Whilst 3DLT suggests that “recent instore demonstration events and announcements by major retailers allude to significant activity in the space,” I would suggest that the majority of this activity is early, and speculative regardingprofit potential. There should be significant growth in sales in 3D printed products and services over the next few years if the trends continue, but there will be a stratification of engagement with that potential. Initially the big players have jumped on board the potential, those are companies that can risk making huge losses. Personally I don’t perceive losses, but risk will put retail SME’s and even some of the larger chains off from joining the world of 3D printing for a couple of years yet. As Maplin, one of the largest retailers of electronics in the UK told me recently, they have only sold twenty five 3D printers nationally to date, and the majority of the public would probably name 3D printed guns, 3D selfies and bioprinted livers as the only 3D printables in their day-to-day consciousness. Greater adoption is still around the corner, but not quite yet.

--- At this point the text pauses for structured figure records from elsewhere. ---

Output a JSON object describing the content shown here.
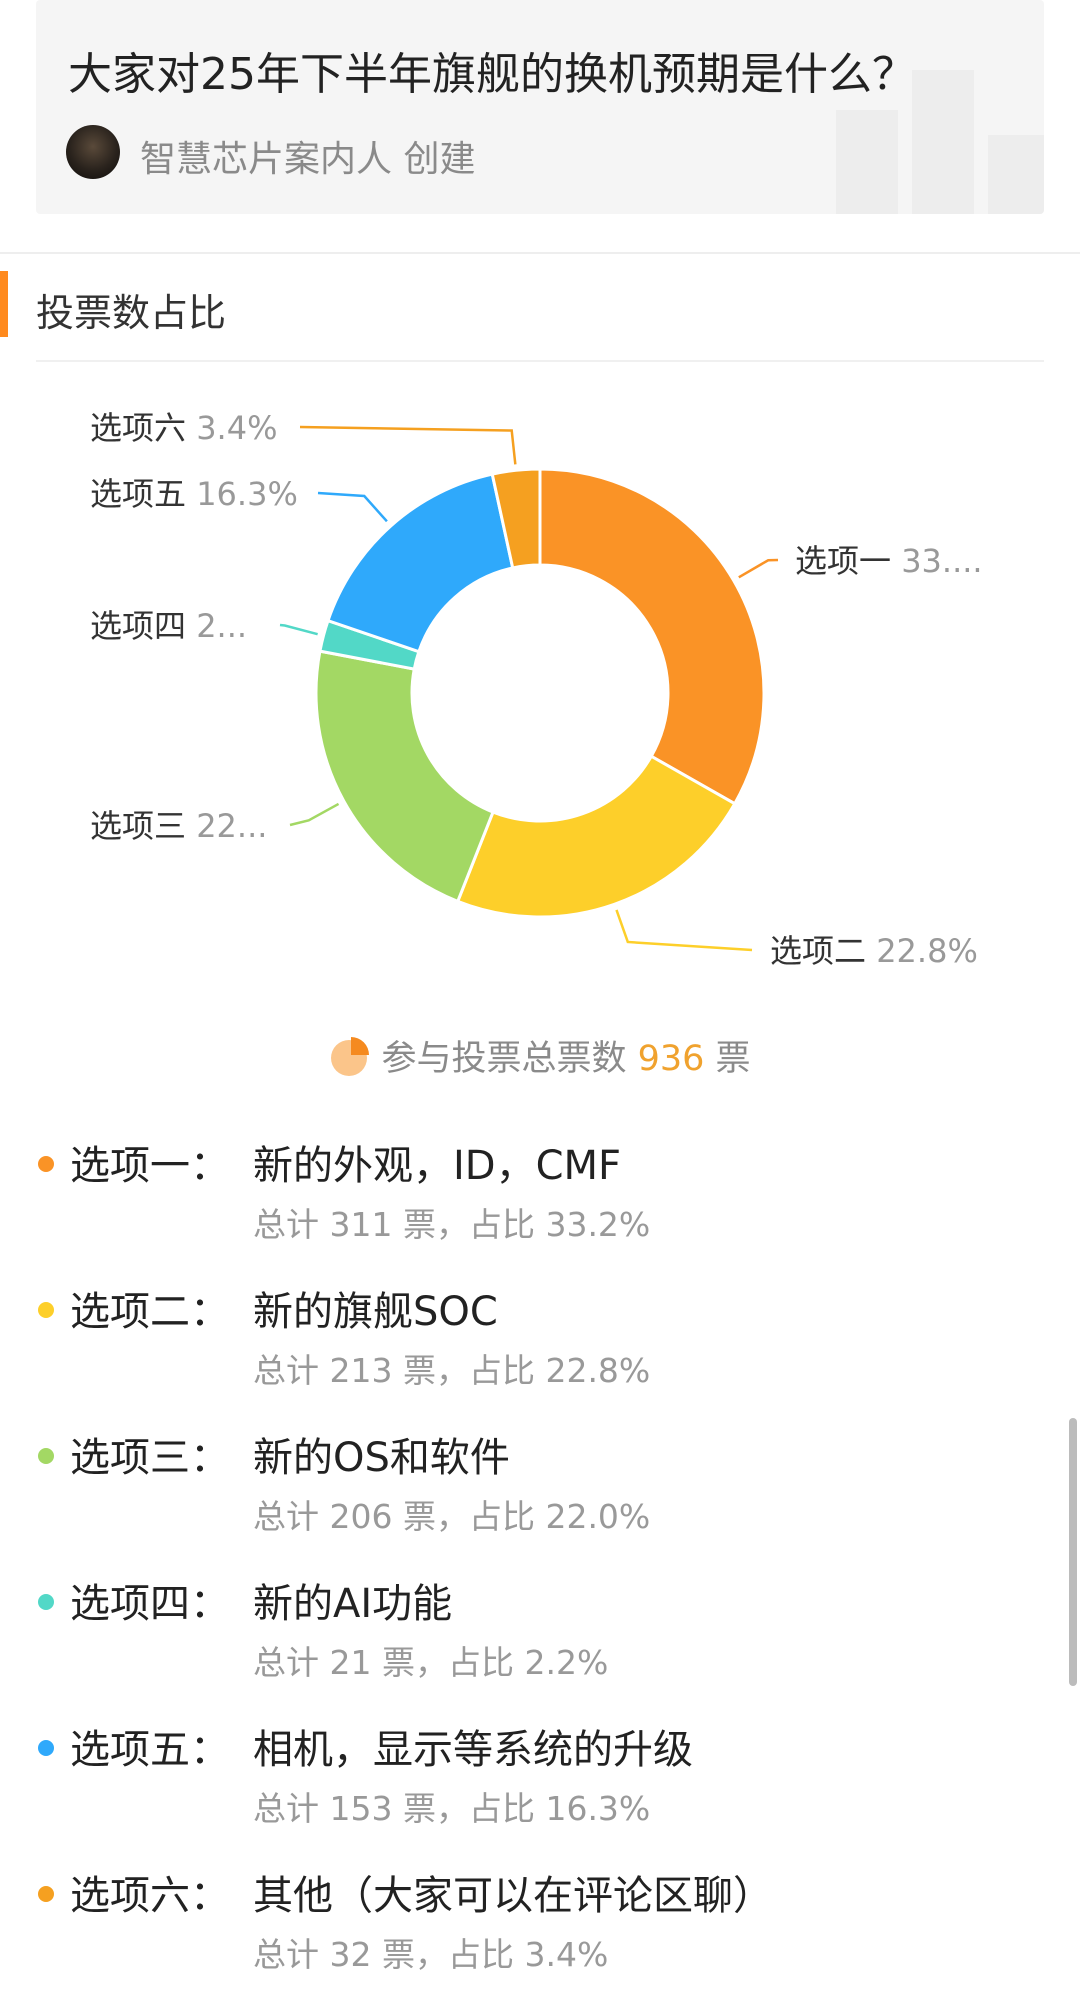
{
  "poll": {
    "title": "大家对25年下半年旗舰的换机预期是什么？",
    "creator": "智慧芯片案内人",
    "created_label": "创建"
  },
  "section": {
    "title": "投票数占比"
  },
  "summary": {
    "label": "参与投票总票数",
    "total": "936",
    "unit": "票"
  },
  "chart_data": {
    "type": "pie",
    "donut": true,
    "slices": [
      {
        "key": "选项一",
        "value": 311,
        "percent": 33.2,
        "color": "#fa9326",
        "label_text": "33...."
      },
      {
        "key": "选项二",
        "value": 213,
        "percent": 22.8,
        "color": "#fdcf2a",
        "label_text": "22.8%"
      },
      {
        "key": "选项三",
        "value": 206,
        "percent": 22.0,
        "color": "#a3d864",
        "label_text": "22..."
      },
      {
        "key": "选项四",
        "value": 21,
        "percent": 2.2,
        "color": "#52d8c7",
        "label_text": "2..."
      },
      {
        "key": "选项五",
        "value": 153,
        "percent": 16.3,
        "color": "#2fa9fb",
        "label_text": "16.3%"
      },
      {
        "key": "选项六",
        "value": 32,
        "percent": 3.4,
        "color": "#f5a020",
        "label_text": "3.4%"
      }
    ]
  },
  "options": [
    {
      "key": "选项一：",
      "text": "新的外观，ID，CMF",
      "stat": "总计 311 票，占比 33.2%",
      "color": "#fa9326"
    },
    {
      "key": "选项二：",
      "text": "新的旗舰SOC",
      "stat": "总计 213 票，占比 22.8%",
      "color": "#fdcf2a"
    },
    {
      "key": "选项三：",
      "text": "新的OS和软件",
      "stat": "总计 206 票，占比 22.0%",
      "color": "#a3d864"
    },
    {
      "key": "选项四：",
      "text": "新的AI功能",
      "stat": "总计 21 票，占比 2.2%",
      "color": "#52d8c7"
    },
    {
      "key": "选项五：",
      "text": "相机，显示等系统的升级",
      "stat": "总计 153 票，占比 16.3%",
      "color": "#2fa9fb"
    },
    {
      "key": "选项六：",
      "text": "其他（大家可以在评论区聊）",
      "stat": "总计 32 票，占比 3.4%",
      "color": "#f5a020"
    }
  ]
}
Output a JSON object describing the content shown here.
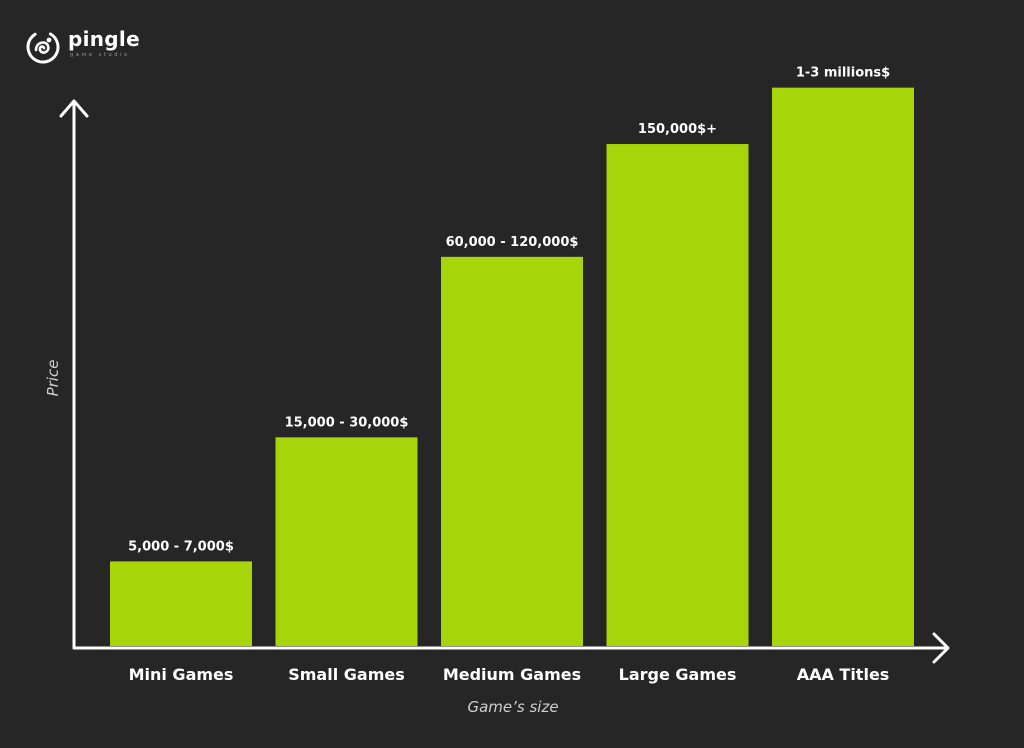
{
  "brand": {
    "name": "pingle",
    "subtitle": "game studio",
    "logo_icon": "chameleon-icon"
  },
  "colors": {
    "background": "#262626",
    "bar": "#a6d609",
    "axis": "#ffffff",
    "text": "#ffffff",
    "axis_title": "#cfcfcf"
  },
  "chart_data": {
    "type": "bar",
    "title": "",
    "xlabel": "Game’s size",
    "ylabel": "Price",
    "categories": [
      "Mini Games",
      "Small Games",
      "Medium Games",
      "Large Games",
      "AAA Titles"
    ],
    "value_labels": [
      "5,000 - 7,000$",
      "15,000 - 30,000$",
      "60,000 - 120,000$",
      "150,000$+",
      "1-3 millions$"
    ],
    "values": [
      1.5,
      3.7,
      6.9,
      8.9,
      9.9
    ],
    "value_note": "relative bar heights on an unlabeled 0-10 price scale",
    "ylim": [
      0,
      10
    ],
    "y_ticks_shown": false,
    "grid": false,
    "legend": "none"
  }
}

Most people want multi-colur multi-material 3D prints, not mono-tonal plastic?
Unto what degree the stratification occurs and what 3D printed products are made in the home, the local retailer that offers a 3D printing service or via industrial production of consumer products has yet to be seen. It’s not just going to be about how fast desktop 3D printers develop as consumer items in themselves verses how quickly retail chains adopt 3D printers to offer a more cost effective way of getting a 3D print. There is the ‘X’ factor of cultural pragmatism. Just because a practical technology emerges doesn’t mean it will be used en mass. We see this in the example of speech input for smartphones. Few people talk to their phone in public. This may change in time given that speech input such as Siri for iOS is a packaged product, distributed with something people do want and use, but the cultural pragmatism aspect means that the majority of people feel embarrassed to be apparently speaking to themselves as they walk down the street, as well as talking to a device. Cultural adoption of technologies requires cultural adaption. People are accustomed to being able to walk into a retail outlet and get a photocopy.
A facsimile of a three-dimensional object is not a huge leap from this. Even when multi-colour multi-material affordable desktop 3D printers are available, there is still the cultural pragmatism aspect to overcome. People shop by perception, mainly visual and tactile. Printing a product at home is light years from this. It’s as big a cultural shift as feeling comfortable talking to a device in public. And, almost needless to say, phones are phones, people have always talked to them, but there is definitely something psychologically different between talking to another person on a mobile phone and talking to the phone itself.
3DLT has the downloadable element covered, and now the retail element. If we don’t end up with a world with even one in ten-thousand households with a 3D printer in their house (currently there are very roughly one in seventy-thousand) 3DLT will still be making money via the retail output from their ecosystem. Thus my conclusion that 3DLT will likely do well over the coming years.